Cet article est paru dans le WorkOut Mag’ n°35. Pour vous abonner ou acheter les magazines en version papier ou numérique, il suffit de cliquez ici !

Si vous pratiquez le CrossFit ®* ou un sport de combat, vous avez sûrement fait de la corde à sauter. Mais savez-vous vraiment comment maximiser son utilisation pour optimiser votre fitness ? 

Les avantages

Le premier avantage, c’est que la corde est facilement transportable. En effet, il est très simple de la glisser dans sa valise et d’y avoir accès en voyage d’affaires ou en vacances. Deuxièmement, c’est un entraînement anaérobique qui est court et transférable à beaucoup de sports. Elle développera les adaptations organiques comme l’endurance cardio-respiratoire, la résistance et même la force explosive, mais aussi la coordination, l’agilité, la précision et l’équilibre. 

Difficulté

Une des grandes difficultés du saut à la corde est d’augmenter la cadence (nombre de tours par minute), car il faut alors passer de déséquilibre à équilibre plusieurs fois par seconde. Il ne faut pas nécessairement sauter plus haut, mais être capable de maintenir la même hauteur avec un appel plus rapide ou même moins prononcé. Vous pouvez voir, en haltérophilie, course à pied et sport de combat, comment on peut facilement transférer cette capacité à s’équilibrer rapidement pour mieux appliquer notre potentiel de force. On sait tous que ce n’est pas le potentiel de force, mais bien l’application productive de ce potentiel qui sépare un athlète moyen d’un athlète élite. Par exemple, pour avoir une course plus efficace, il faut pouvoir trouver son équilibre dès qu’on dépose le pied au sol de façon à enchaîner directement le mouvement suivant au lieu de devoir passer de longues millisecondes à s’équilibrer. Sur un marathon, gagner 30 cm tous les 400 m nous fera terminer 1 km devant notre rival. C’est le même principe en haltérophilie. Il est facile de prendre son max en clean en partant du rack et de faire un front squat alors qu’il est très difficile d’arriver à réceptionner la barre en même temps que de trouver son équilibre. De plus, en haltérophilie tout comme en corde à sauter, il faudra être capable de synchroniser le haut du corps avec le bas.
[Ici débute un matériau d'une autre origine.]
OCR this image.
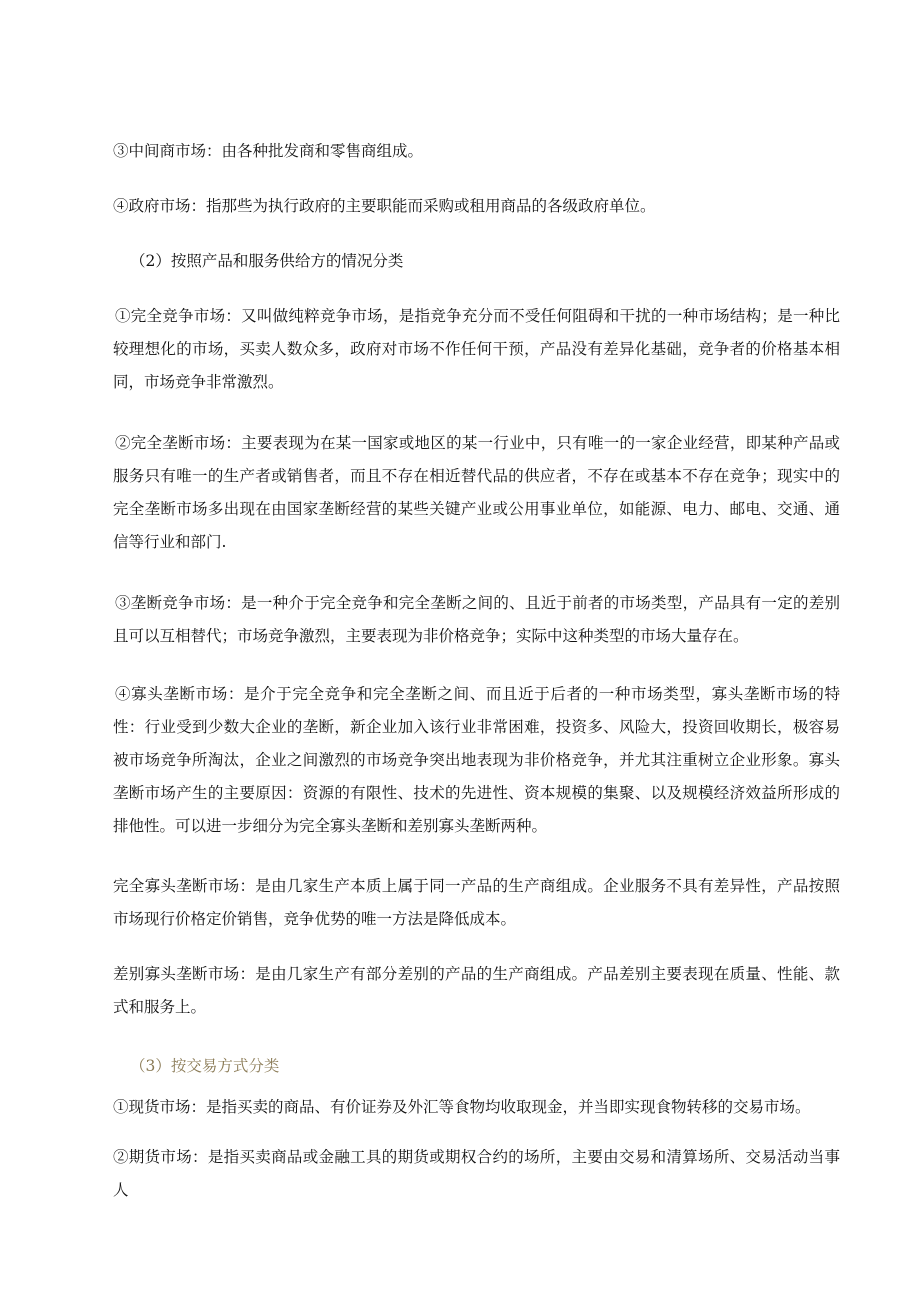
③中间商市场：由各种批发商和零售商组成。

④政府市场：指那些为执行政府的主要职能而采购或租用商品的各级政府单位。

（2）按照产品和服务供给方的情况分类

①完全竞争市场：又叫做纯粹竞争市场，是指竞争充分而不受任何阻碍和干扰的一种市场结构；是一种比较理想化的市场，买卖人数众多，政府对市场不作任何干预，产品没有差异化基础，竞争者的价格基本相同，市场竞争非常激烈。

②完全垄断市场：主要表现为在某一国家或地区的某一行业中，只有唯一的一家企业经营，即某种产品或服务只有唯一的生产者或销售者，而且不存在相近替代品的供应者，不存在或基本不存在竞争；现实中的完全垄断市场多出现在由国家垄断经营的某些关键产业或公用事业单位，如能源、电力、邮电、交通、通信等行业和部门.

③垄断竞争市场：是一种介于完全竞争和完全垄断之间的、且近于前者的市场类型，产品具有一定的差别且可以互相替代；市场竞争激烈，主要表现为非价格竞争；实际中这种类型的市场大量存在。

④寡头垄断市场：是介于完全竞争和完全垄断之间、而且近于后者的一种市场类型，寡头垄断市场的特性：行业受到少数大企业的垄断，新企业加入该行业非常困难，投资多、风险大，投资回收期长，极容易被市场竞争所淘汰，企业之间激烈的市场竞争突出地表现为非价格竞争，并尤其注重树立企业形象。寡头垄断市场产生的主要原因：资源的有限性、技术的先进性、资本规模的集聚、以及规模经济效益所形成的排他性。可以进一步细分为完全寡头垄断和差别寡头垄断两种。

完全寡头垄断市场：是由几家生产本质上属于同一产品的生产商组成。企业服务不具有差异性，产品按照市场现行价格定价销售，竞争优势的唯一方法是降低成本。

差别寡头垄断市场：是由几家生产有部分差别的产品的生产商组成。产品差别主要表现在质量、性能、款式和服务上。

（3）按交易方式分类

①现货市场：是指买卖的商品、有价证券及外汇等食物均收取现金，并当即实现食物转移的交易市场。

②期货市场：是指买卖商品或金融工具的期货或期权合约的场所，主要由交易和清算场所、交易活动当事人
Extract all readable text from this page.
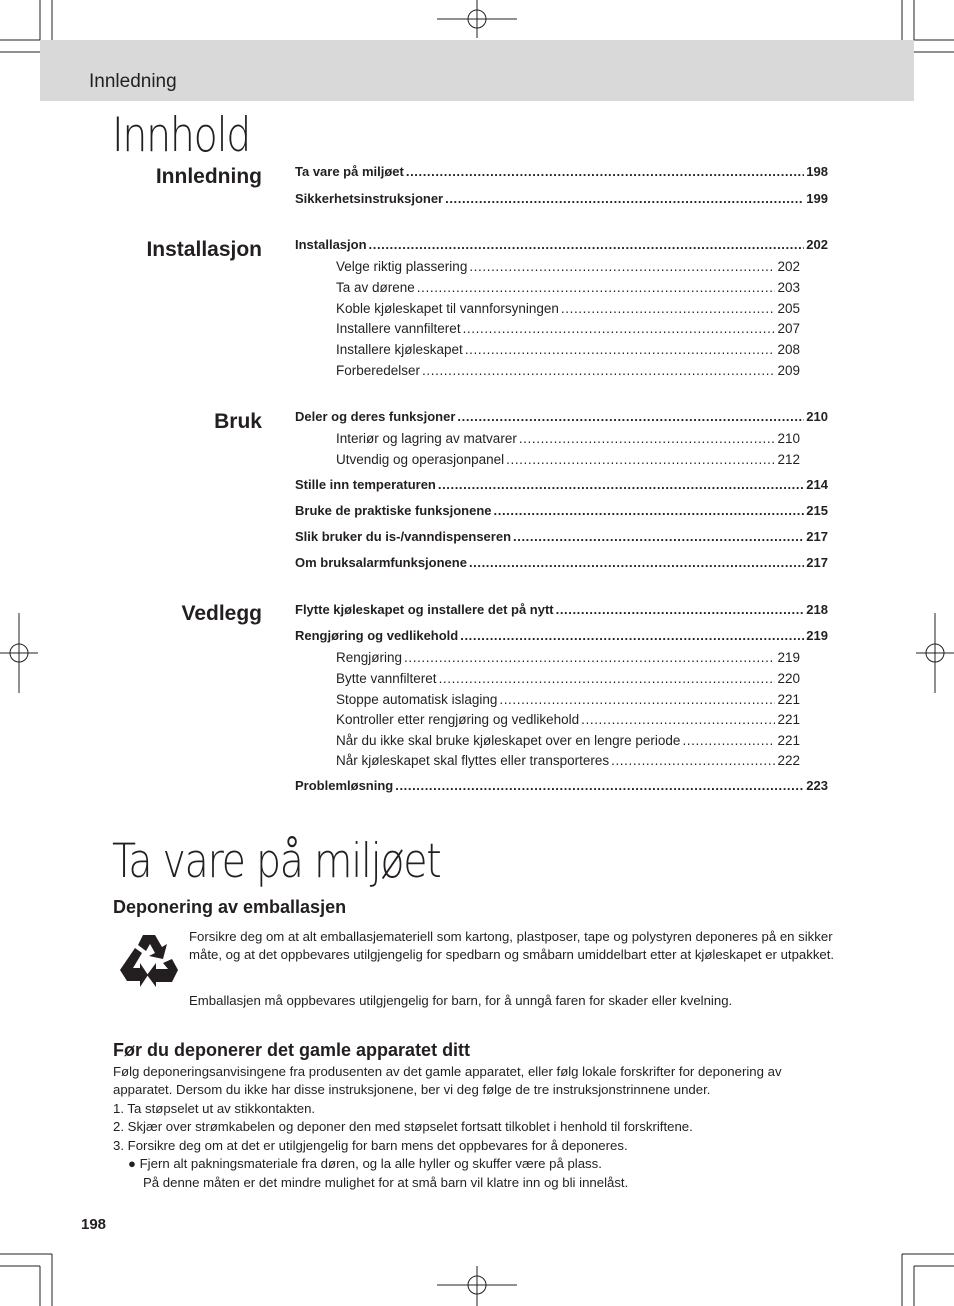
Innledning
Innhold
Innledning	Ta vare på miljøet .....	198
Sikkerhetsinstruksjoner .....	199
Installasjon	Installasjon .....	202
Velge riktig plassering .....	202
Ta av dørene .....	203
Koble kjøleskapet til vannforsyningen .....	205
Installere vannfilteret .....	207
Installere kjøleskapet .....	208
Forberedelser .....	209
Bruk	Deler og deres funksjoner .....	210
Interiør og lagring av matvarer .....	210
Utvendig og operasjonpanel .....	212
Stille inn temperaturen .....	214
Bruke de praktiske funksjonene .....	215
Slik bruker du is-/vanndispenseren .....	217
Om bruksalarmfunksjonene .....	217
Vedlegg	Flytte kjøleskapet og installere det på nytt .....	218
Rengjøring og vedlikehold .....	219
Rengjøring .....	219
Bytte vannfilteret .....	220
Stoppe automatisk islaging .....	221
Kontroller etter rengjøring og vedlikehold .....	221
Når du ikke skal bruke kjøleskapet over en lengre periode .....	221
Når kjøleskapet skal flyttes eller transporteres .....	222
Problemløsning .....	223
Ta vare på miljøet
Deponering av emballasjen
Forsikre deg om at alt emballasjemateriell som kartong, plastposer, tape og polystyren deponeres på en sikker måte, og at det oppbevares utilgjengelig for spedbarn og småbarn umiddelbart etter at kjøleskapet er utpakket.
Emballasjen må oppbevares utilgjengelig for barn, for å unngå faren for skader eller kvelning.
Før du deponerer det gamle apparatet ditt
Følg deponeringsanvisingene fra produsenten av det gamle apparatet, eller følg lokale forskrifter for deponering av apparatet. Dersom du ikke har disse instruksjonene, ber vi deg følge de tre instruksjonstrinnene under.
1. Ta støpselet ut av stikkontakten.
2. Skjær over strømkabelen og deponer den med støpselet fortsatt tilkoblet i henhold til forskriftene.
3. Forsikre deg om at det er utilgjengelig for barn mens det oppbevares for å deponeres.
● Fjern alt pakningsmateriale fra døren, og la alle hyller og skuffer være på plass.
På denne måten er det mindre mulighet for at små barn vil klatre inn og bli innelåst.
198
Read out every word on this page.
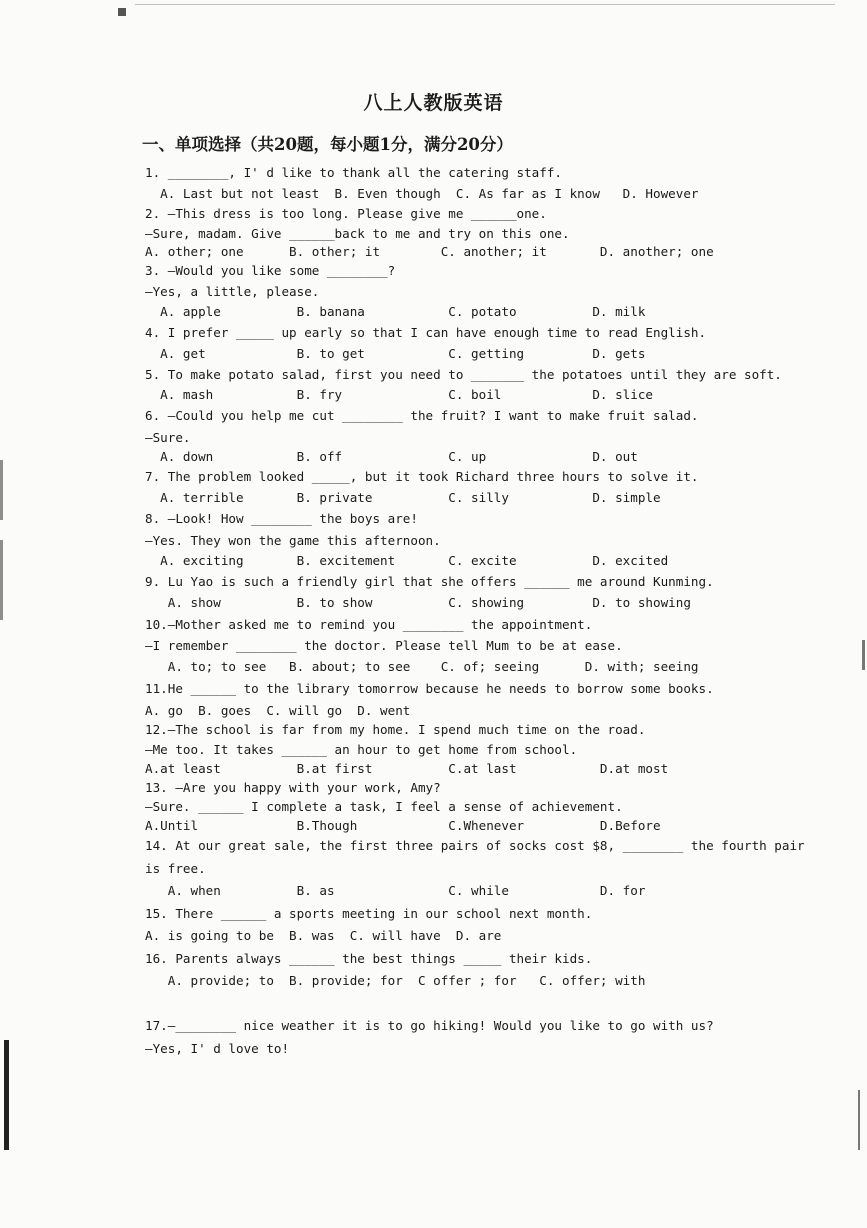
八上人教版英语
一、单项选择（共20题，每小题1分，满分20分）
1. ________, I' d like to thank all the catering staff.
A. Last but not least  B. Even though  C. As far as I know   D. However
2. —This dress is too long. Please give me ______one.
—Sure, madam. Give ______back to me and try on this one.
A. other; one      B. other; it        C. another; it       D. another; one
3. —Would you like some ________?
—Yes, a little, please.
A. apple          B. banana           C. potato          D. milk
4. I prefer _____ up early so that I can have enough time to read English.
A. get            B. to get           C. getting         D. gets
5. To make potato salad, first you need to _______ the potatoes until they are soft.
A. mash           B. fry              C. boil            D. slice
6. —Could you help me cut ________ the fruit? I want to make fruit salad.
—Sure.
A. down           B. off              C. up              D. out
7. The problem looked _____, but it took Richard three hours to solve it.
A. terrible       B. private          C. silly           D. simple
8. —Look! How ________ the boys are!
—Yes. They won the game this afternoon.
A. exciting       B. excitement       C. excite          D. excited
9. Lu Yao is such a friendly girl that she offers ______ me around Kunming.
A. show          B. to show          C. showing         D. to showing
10.—Mother asked me to remind you ________ the appointment.
—I remember ________ the doctor. Please tell Mum to be at ease.
A. to; to see   B. about; to see    C. of; seeing      D. with; seeing
11.He ______ to the library tomorrow because he needs to borrow some books.
A. go  B. goes  C. will go  D. went
12.—The school is far from my home. I spend much time on the road.
—Me too. It takes ______ an hour to get home from school.
A.at least          B.at first          C.at last           D.at most
13. —Are you happy with your work, Amy?
—Sure. ______ I complete a task, I feel a sense of achievement.
A.Until             B.Though            C.Whenever          D.Before
14. At our great sale, the first three pairs of socks cost $8, ________ the fourth pair
is free.
A. when          B. as               C. while            D. for
15. There ______ a sports meeting in our school next month.
A. is going to be  B. was  C. will have  D. are
16. Parents always ______ the best things _____ their kids.
A. provide; to  B. provide; for  C offer ; for   C. offer; with
17.—________ nice weather it is to go hiking! Would you like to go with us?
—Yes, I' d love to!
Alors voyons comment en 5 à 10 minutes, 3 fois semaines, vous pouvez utiliser cet outil pour améliorer votre forme physique.

Commençons par la base

Mesurez votre corde en plaçant un pied au sol, au milieu de la corde. Pour les débutants, les deux poignées arriveront au niveau de l’épaule, pour les intermédiaires au niveau des aisselles et les avancés au niveau de la poitrine. Plus la corde est courte, plus vous pourrez atteindre une haute cadence, mais moins ça pardonnera. 

Le saut de base se fait les deux pieds ensemble, décollés de seulement 1,5 à 2 cm du sol. C’est la première étape : apprendre à sauter juste assez. Vous réduirez l’impact avec le sol tout en vous donnant la possibilité de faire facilement plus d’un saut par seconde et donc rapidement augmenter votre cadence et, par conséquent, l’intensité de votre entraînement (et les résultats). 

Le saut fantôme. Commencez par faire comme si vous tourniez la corde avec vos mains légèrement en avant de vos hanches (sans corde) et à la bonne hauteur de saut. Vous devriez apprendre à relaxer vos chevilles et augmenter la tolérance de vos mollets dans les premiers temps. La deuxième étape est de prendre les deux poignées de corde dans une main et de faire tourner la corde sur le côté du corps tout en synchronisant vos sauts. On vise un seul saut par révolution de la corde (il faut absolument proscrire les sauts parasites entre les passages de corde). 

Le saut parfait. La corde en main, faites un saut (à la bonne hauteur) en gardant les mains légèrement en avant des hanches et arrêtez. Faites en 2 puis 3 jusqu’à 10 sauts parfait. Filmez-vous ou utilisez un miroir pour vous assurer de sauter à la bonne hauteur et voir le positionnement de vos mains. L’objectif est d’arriver à atteindre 5 minutes de sauts simples en continu. Vous pouvez, au début, utiliser 3-4 fois par semaine cette séquence pour vous échauffer. Pour essayer autre chose, vous pouvez aussi travailler le saut alterné des pieds, mais attention de garder seulement 1,5 à 2 cm de saut.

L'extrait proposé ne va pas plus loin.